The world’s fastest man, Usain Bolt, and Australia’s shortest footballer, Josh Nisbet.Credit:Getty
The rest, as they say, is history. Nisbet’s first appearance in Central Coast’s yellow and navy was particularly memorable – he was brought on as a substitute in a pre-season friendly against the then-formative Macarthur FC expansion bid, at the exact same time as a certain Usain Bolt.
The footage of the Jamaican sprint icon, who was trialling at the club, scoring a goal in that match went around the world. But the image of him doubling over Nisbet on the sidelines went straight into the scrapbook.
“I’m glad I’ll have that photo to show my kids, hopefully, and pass the story along. The fastest man alive coming to play football with you – it doesn’t happen every day,” Nisbet laughed.

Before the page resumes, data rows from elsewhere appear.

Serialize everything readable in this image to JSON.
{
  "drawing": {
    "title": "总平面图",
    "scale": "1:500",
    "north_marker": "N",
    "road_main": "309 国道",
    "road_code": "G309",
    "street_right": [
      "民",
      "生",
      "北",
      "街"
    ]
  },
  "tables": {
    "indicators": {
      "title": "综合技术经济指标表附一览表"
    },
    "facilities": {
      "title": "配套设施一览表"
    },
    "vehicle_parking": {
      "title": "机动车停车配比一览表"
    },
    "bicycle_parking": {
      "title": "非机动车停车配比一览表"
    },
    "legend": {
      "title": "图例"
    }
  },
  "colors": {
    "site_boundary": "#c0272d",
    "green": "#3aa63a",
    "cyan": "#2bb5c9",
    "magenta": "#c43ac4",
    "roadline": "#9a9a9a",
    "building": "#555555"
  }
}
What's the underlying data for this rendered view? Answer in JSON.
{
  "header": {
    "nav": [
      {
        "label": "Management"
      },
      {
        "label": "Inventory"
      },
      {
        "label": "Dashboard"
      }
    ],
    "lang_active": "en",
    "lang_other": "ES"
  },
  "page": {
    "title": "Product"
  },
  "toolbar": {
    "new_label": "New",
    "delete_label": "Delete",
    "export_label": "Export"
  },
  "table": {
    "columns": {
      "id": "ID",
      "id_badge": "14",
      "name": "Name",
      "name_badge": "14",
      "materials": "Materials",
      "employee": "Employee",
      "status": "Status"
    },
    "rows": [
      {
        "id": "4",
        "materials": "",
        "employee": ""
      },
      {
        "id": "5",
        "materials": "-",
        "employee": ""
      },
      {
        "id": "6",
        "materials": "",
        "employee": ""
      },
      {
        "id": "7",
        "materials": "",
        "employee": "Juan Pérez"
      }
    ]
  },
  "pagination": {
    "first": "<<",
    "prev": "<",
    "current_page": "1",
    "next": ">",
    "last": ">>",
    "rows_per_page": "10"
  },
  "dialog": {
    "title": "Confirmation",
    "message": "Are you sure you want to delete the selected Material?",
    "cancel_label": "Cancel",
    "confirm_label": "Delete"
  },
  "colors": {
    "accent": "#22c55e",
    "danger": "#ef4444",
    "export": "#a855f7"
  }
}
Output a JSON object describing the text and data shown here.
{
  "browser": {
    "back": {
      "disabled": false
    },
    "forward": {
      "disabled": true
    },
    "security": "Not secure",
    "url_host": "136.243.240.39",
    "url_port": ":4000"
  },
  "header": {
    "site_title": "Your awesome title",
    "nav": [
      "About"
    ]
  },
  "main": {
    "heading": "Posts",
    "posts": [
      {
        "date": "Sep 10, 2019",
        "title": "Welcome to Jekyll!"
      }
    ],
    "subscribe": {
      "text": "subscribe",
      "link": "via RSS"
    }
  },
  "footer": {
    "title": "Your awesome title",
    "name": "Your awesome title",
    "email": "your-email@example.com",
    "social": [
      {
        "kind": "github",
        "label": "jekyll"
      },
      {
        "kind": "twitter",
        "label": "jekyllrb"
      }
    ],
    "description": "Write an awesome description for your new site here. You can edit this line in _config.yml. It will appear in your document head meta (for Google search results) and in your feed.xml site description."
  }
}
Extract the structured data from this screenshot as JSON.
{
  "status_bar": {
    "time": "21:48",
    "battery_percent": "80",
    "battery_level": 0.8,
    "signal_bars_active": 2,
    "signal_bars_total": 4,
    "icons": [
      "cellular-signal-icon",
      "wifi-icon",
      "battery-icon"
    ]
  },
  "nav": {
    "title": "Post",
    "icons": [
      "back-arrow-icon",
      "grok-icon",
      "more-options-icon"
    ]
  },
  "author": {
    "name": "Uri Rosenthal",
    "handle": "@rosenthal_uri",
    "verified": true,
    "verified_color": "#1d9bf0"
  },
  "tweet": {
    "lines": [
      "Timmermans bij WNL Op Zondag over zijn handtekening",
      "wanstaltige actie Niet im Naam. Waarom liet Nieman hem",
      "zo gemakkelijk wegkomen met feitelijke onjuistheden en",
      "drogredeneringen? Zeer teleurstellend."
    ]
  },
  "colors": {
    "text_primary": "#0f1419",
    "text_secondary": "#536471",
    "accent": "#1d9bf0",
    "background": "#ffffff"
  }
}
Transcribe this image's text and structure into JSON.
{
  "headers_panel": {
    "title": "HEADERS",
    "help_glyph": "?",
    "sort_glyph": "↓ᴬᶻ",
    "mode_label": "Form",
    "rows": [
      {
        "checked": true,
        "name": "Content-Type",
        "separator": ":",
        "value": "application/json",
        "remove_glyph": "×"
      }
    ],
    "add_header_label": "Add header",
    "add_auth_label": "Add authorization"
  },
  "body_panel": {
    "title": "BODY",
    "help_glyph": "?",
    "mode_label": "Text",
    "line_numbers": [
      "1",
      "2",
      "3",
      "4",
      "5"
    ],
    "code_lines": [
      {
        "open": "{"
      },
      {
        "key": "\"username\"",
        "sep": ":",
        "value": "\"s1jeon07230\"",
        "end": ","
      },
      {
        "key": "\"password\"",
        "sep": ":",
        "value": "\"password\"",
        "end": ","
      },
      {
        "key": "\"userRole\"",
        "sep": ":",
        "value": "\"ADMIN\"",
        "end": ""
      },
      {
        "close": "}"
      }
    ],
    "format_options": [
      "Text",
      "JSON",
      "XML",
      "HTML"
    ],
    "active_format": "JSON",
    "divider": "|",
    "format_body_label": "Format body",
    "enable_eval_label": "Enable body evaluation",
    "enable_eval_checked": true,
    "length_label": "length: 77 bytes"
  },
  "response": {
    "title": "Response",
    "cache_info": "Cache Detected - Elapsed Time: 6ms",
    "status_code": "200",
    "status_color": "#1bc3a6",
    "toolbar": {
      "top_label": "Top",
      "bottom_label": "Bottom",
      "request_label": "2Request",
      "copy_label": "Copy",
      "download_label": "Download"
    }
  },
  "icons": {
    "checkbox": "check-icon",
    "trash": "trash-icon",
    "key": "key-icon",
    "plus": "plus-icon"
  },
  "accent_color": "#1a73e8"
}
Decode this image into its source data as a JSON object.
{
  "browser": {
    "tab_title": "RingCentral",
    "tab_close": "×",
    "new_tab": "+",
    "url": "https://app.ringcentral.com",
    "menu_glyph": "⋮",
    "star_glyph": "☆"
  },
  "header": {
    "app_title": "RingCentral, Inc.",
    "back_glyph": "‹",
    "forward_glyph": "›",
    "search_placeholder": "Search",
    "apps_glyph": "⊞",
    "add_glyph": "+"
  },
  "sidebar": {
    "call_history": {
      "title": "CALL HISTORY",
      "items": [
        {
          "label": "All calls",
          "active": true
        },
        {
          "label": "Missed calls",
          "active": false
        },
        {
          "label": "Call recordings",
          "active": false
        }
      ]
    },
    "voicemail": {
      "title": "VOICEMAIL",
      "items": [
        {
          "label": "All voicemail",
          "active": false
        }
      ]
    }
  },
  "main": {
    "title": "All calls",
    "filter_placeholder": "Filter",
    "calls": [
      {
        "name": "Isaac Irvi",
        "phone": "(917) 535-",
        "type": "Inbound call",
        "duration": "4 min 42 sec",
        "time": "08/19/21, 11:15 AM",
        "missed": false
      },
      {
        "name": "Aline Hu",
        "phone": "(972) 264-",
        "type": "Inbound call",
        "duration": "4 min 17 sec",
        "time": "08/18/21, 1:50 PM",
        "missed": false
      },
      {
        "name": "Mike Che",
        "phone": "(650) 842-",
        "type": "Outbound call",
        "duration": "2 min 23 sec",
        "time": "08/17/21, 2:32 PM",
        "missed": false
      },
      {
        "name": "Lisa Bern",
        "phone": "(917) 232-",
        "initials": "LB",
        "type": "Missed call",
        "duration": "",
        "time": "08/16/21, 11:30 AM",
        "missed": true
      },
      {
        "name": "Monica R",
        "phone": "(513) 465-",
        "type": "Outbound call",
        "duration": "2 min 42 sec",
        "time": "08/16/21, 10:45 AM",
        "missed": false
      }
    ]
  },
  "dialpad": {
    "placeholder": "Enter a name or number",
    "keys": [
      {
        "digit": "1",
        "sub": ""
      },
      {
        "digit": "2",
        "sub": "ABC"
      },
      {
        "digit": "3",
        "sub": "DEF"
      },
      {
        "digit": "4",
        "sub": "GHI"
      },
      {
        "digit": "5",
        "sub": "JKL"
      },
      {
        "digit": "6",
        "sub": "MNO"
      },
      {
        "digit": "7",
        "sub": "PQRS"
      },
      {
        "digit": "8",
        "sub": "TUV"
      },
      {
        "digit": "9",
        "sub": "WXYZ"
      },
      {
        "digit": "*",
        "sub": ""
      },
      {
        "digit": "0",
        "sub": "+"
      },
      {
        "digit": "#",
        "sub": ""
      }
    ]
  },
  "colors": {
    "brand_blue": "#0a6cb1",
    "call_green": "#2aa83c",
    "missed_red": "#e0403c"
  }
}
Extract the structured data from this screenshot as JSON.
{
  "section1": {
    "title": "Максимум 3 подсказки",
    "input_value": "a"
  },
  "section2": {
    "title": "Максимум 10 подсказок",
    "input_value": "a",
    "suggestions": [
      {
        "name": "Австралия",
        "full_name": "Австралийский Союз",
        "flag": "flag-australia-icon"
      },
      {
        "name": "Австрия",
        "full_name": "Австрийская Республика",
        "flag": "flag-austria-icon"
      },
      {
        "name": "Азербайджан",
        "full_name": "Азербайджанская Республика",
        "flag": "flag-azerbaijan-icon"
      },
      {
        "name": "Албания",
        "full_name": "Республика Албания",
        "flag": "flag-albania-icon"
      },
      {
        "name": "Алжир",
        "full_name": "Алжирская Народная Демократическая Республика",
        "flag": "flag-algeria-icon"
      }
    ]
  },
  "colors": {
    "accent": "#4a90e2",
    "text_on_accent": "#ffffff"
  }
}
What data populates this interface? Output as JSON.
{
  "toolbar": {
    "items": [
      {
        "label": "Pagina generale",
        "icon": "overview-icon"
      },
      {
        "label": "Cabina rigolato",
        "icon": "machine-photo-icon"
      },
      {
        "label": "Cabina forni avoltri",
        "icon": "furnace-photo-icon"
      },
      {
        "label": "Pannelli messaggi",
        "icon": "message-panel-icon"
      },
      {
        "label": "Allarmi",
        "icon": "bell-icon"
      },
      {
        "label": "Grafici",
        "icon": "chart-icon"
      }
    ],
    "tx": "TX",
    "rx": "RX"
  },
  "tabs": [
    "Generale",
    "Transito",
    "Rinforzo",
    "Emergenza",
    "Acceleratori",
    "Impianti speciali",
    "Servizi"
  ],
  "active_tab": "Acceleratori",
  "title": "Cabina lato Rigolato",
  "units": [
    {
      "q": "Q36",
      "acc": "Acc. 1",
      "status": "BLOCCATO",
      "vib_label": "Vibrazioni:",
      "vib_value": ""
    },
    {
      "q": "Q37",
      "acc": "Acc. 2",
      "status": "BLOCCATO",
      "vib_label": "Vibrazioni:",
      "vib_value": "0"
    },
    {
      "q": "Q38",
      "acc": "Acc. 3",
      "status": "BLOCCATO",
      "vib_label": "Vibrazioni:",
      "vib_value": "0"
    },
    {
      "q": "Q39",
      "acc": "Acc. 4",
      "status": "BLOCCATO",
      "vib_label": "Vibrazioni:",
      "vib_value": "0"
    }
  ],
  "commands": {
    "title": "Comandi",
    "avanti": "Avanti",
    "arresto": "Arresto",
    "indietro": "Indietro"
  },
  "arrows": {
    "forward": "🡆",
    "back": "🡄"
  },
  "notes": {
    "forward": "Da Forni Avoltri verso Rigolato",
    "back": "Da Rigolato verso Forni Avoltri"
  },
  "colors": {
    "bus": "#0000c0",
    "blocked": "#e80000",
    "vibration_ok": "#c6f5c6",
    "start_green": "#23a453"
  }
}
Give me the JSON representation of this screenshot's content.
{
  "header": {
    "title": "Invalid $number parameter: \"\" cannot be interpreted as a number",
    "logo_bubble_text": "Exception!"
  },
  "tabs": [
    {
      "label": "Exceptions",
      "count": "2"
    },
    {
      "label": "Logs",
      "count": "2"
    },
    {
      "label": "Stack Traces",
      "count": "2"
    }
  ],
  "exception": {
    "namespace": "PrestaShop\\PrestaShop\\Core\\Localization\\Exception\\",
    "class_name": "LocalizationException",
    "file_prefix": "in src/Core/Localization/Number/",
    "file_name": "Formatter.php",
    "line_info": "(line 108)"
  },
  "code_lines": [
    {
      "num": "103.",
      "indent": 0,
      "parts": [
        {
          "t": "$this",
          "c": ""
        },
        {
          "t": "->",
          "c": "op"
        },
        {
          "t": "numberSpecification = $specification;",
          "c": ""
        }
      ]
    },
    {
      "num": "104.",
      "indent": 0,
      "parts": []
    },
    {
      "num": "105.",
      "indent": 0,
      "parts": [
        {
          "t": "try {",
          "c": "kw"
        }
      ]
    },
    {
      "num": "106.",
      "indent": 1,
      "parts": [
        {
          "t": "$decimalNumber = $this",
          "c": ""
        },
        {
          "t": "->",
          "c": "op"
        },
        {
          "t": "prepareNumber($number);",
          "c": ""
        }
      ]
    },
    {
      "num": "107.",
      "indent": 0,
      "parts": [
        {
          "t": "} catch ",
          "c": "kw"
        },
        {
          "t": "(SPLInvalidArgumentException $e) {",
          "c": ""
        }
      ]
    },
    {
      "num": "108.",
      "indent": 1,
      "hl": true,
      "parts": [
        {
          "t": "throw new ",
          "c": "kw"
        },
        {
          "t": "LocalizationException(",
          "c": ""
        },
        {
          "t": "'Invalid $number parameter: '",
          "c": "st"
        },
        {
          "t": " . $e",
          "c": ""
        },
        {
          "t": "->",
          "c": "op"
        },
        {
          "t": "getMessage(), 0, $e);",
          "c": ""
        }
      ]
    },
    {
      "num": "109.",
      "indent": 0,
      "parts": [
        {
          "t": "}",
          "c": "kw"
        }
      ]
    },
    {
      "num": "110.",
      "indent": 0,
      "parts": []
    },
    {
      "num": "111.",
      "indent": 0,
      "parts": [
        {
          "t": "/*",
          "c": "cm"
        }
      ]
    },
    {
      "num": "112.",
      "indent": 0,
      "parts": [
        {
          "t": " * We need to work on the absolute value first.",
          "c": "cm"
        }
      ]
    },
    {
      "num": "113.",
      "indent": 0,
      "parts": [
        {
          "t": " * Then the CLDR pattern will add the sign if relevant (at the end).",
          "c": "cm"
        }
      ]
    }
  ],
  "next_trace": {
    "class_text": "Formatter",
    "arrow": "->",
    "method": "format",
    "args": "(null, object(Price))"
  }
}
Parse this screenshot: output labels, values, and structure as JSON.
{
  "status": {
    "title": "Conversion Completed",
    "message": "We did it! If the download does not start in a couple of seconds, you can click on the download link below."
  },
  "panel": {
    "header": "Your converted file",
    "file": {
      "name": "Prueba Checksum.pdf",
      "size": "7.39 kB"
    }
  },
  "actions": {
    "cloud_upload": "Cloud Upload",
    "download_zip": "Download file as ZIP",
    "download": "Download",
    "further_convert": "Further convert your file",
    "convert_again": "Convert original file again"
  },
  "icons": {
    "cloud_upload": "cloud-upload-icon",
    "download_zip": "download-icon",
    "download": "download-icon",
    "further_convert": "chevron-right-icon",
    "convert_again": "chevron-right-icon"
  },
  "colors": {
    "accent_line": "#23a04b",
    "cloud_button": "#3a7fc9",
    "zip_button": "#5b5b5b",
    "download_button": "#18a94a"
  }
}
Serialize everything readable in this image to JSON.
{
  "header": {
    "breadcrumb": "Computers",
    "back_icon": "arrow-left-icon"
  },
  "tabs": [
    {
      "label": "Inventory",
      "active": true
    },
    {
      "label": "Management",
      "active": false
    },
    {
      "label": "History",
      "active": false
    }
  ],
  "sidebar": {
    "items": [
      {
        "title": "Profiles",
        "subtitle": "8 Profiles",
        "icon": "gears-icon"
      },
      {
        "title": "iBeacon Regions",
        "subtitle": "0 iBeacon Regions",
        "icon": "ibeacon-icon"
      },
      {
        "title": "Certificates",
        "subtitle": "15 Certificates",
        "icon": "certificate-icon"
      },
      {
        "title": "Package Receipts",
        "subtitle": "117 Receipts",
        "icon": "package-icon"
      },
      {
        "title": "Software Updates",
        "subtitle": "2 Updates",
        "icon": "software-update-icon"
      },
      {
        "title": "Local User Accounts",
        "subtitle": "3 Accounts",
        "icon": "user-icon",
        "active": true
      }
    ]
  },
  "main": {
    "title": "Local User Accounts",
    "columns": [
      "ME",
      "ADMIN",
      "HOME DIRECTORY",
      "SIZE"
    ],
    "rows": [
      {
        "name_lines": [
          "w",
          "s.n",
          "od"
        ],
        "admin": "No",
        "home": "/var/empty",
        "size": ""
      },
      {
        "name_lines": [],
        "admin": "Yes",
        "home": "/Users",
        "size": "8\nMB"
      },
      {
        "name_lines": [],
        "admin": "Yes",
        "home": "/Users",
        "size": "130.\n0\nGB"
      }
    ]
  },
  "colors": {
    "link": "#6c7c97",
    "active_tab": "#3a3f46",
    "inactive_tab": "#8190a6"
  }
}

This season, Nisbet has taken his game to another level, and is a core part of a Mariners midfield unit that is continually defying the odds. On Sunday, they continue their fairytale season at home to the Perth Glory, and Olyroos coach Graham Arnold will be watching closely as Tokyo 2021 draws nearer.
So will Cahn, who now coaches Queensland NPL side Olympic FC – one of the best clubs outside of the A-League – and is patiently awaiting his chance to one day join Nisbet in the top tier.
“I used to say to him all the time, don’t worry about it,” Cahn said. “One day they’ll be looking at you and saying, ‘yeah yeah, we had him in our program, I always liked him’.
“Every time I speak to him, he says he’s received more messages from people that didn’t want anything to do with him in the last 10 years or so.
“I’ve been so attached to him his whole journey. But I’m looking at the praise that he’s receiving for his performances but I know that he’s not even close to where he can be in terms of his potential. I’ve seen it over and over again at every obstacle and as he grows in confidence and starts to believe he belongs at this level a little bit more, there’s even bigger things to come from him.”